Courir 110 km, ce n’est pas si fou que ça, finalement

20160518_C4365_PHOTO_FR_693401Fondation Québécoise du cancer   Programme à Félix         Défi FDH                     .


 » La plus grande sagesse de l’homme consiste à connaître ses folies « 
– Madeleine de Souvré, marquise de Sablé


Courir 110 km lors du Défi Félix Deslauriers-Hallée (Défi FDH – Fondation Québécoise du Cancer) ce n’est pas si fou que ça. Mais, vouloir réaliser cette course seulement deux semaines après mon Weekend choc dans les Chic-Chocs en Gaspésie (2 courses – 147 km – Dénivelé positif de 7200m – 23h30 à courir) alors là…

Mais, je suis sage, quand même. Je m’en suis tenu à une distance de 110 km sur la route soit le parcours « long » des cyclistes lors du Défi FDH le samedi 9 juillet. Une distance que j’estimais pouvoir courir en 10-12 heures. Ça ne vous semble pas très sage? Mais sur ma liste, il y avait aussi « courir durant 20h »…

SLP_7434Courir 110 km ce n’est pas si fou que ça. Mais, courir le demi-marathon de Sherbrooke une semaine après la Gaspésie et une semaine avant le Défi FDH alors là…. La course s’est bien passée finalement : 1h18; 7e position overall et 2e position master (> 40 ans).

Mais, je suis sage.
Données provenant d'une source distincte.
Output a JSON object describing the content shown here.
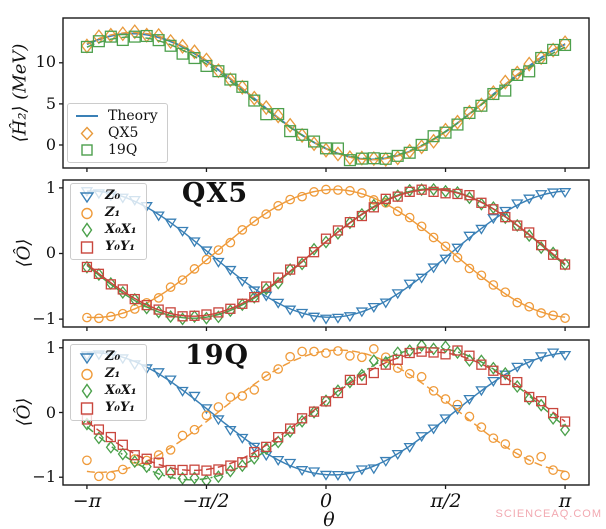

Ce n’est pas la vitesse à laquelle je veux faire mon 110 km. Mais une vent de panique m’a gagné la semaine précédant ma course. Des douleurs au cou et un torticolis se sont manifestés. Durant mon demi-marathon, j’ai dû courir un peu moins détendu que normalement. Mes remèdes: massage, courir (oui, oui) et croire que le temps va améliorer tout ça. Parce que cette douleur était probablement aussi une manifestation du poids que représentait le défi à venir suite à la Gaspésie et le Demi de Sherbrooke. Mais, j’étais prêt à prendre le départ et j’étais prêt à ralentir.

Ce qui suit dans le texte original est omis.